Con La Primavera, Botticelli realizza un vero e proprio catalogo botanico della flora tipica delle colline fiorentine di quell’epoca e m forse, proprio del giardino della Villa di Careggi dove Lorenzo spesso ospitava i suoi prediletti. Nel quadro troviamo infatti almeno 138 specie di piante diverse, tutte riconoscibili e assolutamente reali. Dietro la sua bellezza si celano significati profondamente allegorici. L’artista si ispira forse a una Stanza dell’amico Agnolo Poliziano, nella quale viene descritto un giardino in fiore con le tre Grazie e Zefiro che rincorre Flora, dea della primavera. Nella versione di Botticelli, a questi tre personaggi del mito si aggiungono la ninfa Clori, Mercurio, Cupido e, al centro, una splendida Venere, signora indiscussa del giardino.

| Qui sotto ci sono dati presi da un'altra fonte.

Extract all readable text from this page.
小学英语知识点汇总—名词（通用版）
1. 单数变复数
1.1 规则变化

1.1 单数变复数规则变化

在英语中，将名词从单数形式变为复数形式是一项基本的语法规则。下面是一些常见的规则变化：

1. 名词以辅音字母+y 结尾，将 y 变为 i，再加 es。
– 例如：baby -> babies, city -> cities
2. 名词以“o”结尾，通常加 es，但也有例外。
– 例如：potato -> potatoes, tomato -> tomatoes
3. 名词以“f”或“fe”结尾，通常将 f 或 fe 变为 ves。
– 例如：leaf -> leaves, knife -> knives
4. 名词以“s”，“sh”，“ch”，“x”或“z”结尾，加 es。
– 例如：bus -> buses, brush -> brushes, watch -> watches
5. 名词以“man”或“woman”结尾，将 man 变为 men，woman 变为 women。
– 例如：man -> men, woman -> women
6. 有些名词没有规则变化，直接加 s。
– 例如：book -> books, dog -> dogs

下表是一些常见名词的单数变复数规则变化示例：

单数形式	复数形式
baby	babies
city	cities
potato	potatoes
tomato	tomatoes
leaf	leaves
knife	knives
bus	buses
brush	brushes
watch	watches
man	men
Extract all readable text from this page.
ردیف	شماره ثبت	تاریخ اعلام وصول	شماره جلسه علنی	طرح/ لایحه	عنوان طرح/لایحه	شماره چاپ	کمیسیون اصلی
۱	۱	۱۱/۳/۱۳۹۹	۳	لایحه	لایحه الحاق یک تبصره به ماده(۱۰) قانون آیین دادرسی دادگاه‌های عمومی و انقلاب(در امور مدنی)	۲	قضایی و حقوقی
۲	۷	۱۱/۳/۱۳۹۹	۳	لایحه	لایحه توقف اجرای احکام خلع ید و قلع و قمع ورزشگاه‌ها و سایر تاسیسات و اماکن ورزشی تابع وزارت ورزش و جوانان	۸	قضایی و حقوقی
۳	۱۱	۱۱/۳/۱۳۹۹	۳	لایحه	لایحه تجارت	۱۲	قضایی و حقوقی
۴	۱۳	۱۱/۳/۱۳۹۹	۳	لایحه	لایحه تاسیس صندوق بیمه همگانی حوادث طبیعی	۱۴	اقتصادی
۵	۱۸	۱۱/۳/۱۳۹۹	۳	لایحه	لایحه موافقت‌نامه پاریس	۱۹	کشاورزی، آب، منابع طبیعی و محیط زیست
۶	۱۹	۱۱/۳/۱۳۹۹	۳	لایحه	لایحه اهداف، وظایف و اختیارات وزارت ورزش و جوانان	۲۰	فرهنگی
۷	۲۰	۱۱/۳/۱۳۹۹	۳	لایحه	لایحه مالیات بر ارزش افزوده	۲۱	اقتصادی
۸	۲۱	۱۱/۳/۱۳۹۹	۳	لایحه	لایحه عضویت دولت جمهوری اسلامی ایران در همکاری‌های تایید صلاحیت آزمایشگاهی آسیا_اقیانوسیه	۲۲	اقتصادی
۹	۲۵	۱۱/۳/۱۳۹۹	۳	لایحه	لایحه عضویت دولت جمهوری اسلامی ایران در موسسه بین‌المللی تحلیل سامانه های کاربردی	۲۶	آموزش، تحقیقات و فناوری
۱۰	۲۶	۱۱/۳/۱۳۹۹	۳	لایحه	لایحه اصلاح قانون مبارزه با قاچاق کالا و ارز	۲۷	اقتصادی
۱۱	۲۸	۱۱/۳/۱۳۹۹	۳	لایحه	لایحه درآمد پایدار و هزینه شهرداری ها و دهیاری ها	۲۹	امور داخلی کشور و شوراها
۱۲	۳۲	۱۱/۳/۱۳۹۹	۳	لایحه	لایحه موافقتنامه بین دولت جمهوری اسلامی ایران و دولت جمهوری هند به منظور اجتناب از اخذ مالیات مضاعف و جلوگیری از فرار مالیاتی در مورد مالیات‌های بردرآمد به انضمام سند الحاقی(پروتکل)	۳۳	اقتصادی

Sempre in parallelo con la poetica del Poliziano, vede la luce pochi anni dopo la più grande delle opere del tempo: La Nascita di Venere. Venere, al centro dell’opera come nella tavola precedente, è rappresentata nella posa della Venus Pudica, mentre tenta di coprirsi, forse ispirata ad una statua antica presente nella collezione dei Medici. Zefiro e Aura, divinità legate all’aria e ai venti sospingono da sinistra la dea verso riva, dove una delle Ore la attende porgendole un mantello riccamente ricamato. Qui, Botticelli è totalmente calato nel mondo metafisico delle idee. L’ambientazione è eterea, la luce quasi divina. Venere, al centro incanta con il suo volto meraviglioso e la sua splendida chioma. In questo dipinto in particolare possiamo vedere la caratteristica fondamentale delle opere dell’artista fiorentino, ovvero l’impiego del disegno come strumento unico per la composizione delle scene e dei personaggi. Tutto, dal colore alla prospettiva, è subordinato alla leggera linea che delimita tutto. I suoi soggetti sono quasi privi di volume e massa, leggeri e senza profondità fisica. Le figure sembrano ritagliate dal sottile tratto del suo disegno mentre le scene e i fondali sono piatti, come se i personaggi fossero incollati su una parete dipinta. La realtà che rappresenta è fondamentalmente e volutamente astratta, svincolata dalla natura e calata in una dimensione mentale e immaginaria.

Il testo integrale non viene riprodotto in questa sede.